Four solutions are available in the portfolio.

“The first three are more of a good-better-best trio,” Hansen said. “CrowdStrike Falcon Prevent  is their next-gen lightweight antivirus solution, which fits when all you want to do is upgrade your antivirus. It’s a good option for that. The ‘better’ solution adds EDR, with CrowdStrike Falcon Prevent and Insight to deal with the risk of non-malware based attacks. Then, comes the ‘best,’ an integration of Secureworks Managed Endpoint Protection with CrowdStrike Falcon Prevent and Insight and Device Control, where the Secureworks monitoring center is integrated with the CloudStrike forensics cloud. Unless you have your own SOC, wouldn’t you want this added capability? And even if you do have a SOC team, do they have the time and skillset for everything? This provides someone looking over their shoulder and checking.”

The fourth offering in the portfolio is Secureworks Incident Management Retainer. If a serious security incident happens, Secureworks will deploy its On-Demand Incident Response Specialist Team to respond to and mitigate the incident.

“This one doesn’t fit into the good-better-best,” Hansen said. “It’s an instant response package, which is something that customers said that they wanted. It’s really good insurance for them.”

A majority of the Dell security business sells direct, although Hansen said that the channel business had more than doubled since the Cylance partnership began.

“My expectation is that this will probably be in that same area,” he said. “For partners, it’s a real opportunity to expand their portfolio and be an important part of customers’ endpoint security.”

Hansen said that the partnership will significantly expand CrowdStrike’s brand recognition and their addressable market.

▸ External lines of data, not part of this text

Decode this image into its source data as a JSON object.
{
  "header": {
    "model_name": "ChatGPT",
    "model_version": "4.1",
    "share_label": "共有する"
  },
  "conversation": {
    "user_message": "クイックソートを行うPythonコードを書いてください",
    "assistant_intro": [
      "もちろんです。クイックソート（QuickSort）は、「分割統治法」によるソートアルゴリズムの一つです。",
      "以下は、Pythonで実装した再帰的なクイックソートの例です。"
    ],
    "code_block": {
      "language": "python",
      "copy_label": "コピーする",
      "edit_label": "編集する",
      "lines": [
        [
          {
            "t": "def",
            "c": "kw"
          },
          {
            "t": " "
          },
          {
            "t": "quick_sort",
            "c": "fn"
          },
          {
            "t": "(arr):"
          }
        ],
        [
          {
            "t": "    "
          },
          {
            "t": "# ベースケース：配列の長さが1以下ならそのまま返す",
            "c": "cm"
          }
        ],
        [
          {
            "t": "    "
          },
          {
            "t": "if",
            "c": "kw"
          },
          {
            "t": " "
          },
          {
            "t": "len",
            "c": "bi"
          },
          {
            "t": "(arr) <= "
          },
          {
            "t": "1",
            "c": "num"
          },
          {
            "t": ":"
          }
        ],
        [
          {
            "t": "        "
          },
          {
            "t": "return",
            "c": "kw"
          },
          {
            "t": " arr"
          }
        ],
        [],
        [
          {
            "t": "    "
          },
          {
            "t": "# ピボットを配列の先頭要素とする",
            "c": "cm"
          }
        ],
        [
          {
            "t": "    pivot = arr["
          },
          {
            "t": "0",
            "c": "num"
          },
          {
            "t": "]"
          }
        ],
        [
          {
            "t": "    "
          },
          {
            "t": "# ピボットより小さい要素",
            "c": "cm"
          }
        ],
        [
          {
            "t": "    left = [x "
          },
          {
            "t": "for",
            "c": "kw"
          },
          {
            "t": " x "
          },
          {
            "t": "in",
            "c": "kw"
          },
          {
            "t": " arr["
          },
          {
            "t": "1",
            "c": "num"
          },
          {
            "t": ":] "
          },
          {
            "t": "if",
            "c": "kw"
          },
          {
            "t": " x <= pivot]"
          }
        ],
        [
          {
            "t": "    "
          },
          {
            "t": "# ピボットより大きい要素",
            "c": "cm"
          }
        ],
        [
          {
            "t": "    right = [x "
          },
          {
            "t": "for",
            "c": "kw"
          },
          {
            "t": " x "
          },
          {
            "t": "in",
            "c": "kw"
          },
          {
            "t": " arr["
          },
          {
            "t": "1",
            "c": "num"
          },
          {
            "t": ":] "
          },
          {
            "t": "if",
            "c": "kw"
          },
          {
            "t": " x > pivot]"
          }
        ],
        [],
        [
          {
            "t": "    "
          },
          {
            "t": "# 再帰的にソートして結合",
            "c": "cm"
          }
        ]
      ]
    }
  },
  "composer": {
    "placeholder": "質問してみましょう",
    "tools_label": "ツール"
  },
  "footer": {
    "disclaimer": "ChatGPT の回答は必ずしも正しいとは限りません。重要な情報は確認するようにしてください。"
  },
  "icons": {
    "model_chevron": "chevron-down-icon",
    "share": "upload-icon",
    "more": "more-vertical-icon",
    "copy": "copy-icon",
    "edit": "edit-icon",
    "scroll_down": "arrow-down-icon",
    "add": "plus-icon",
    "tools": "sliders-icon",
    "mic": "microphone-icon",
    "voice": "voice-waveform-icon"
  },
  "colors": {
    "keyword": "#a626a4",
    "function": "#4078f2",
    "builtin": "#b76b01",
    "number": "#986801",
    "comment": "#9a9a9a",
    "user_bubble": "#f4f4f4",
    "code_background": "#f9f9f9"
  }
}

“The bulk of their partners are specialist security vendors like Optiv,” he indicated. “This partnership with a non-security entity is unique to their relationships. It’s a significant investment on their part in both their technology and their Go-to-Market to invest in this effort. We provide them access to a much larger proportion of the marketplace, taking a best-of-breed endpoint security solution to a larger underserved part of the market – midmarket companies that do not have robust cybersecurity.”

Dell SafeGuard and Response will be available globally in March 2019 through Dell, who will also resell the CrowdStrike Falcon platform.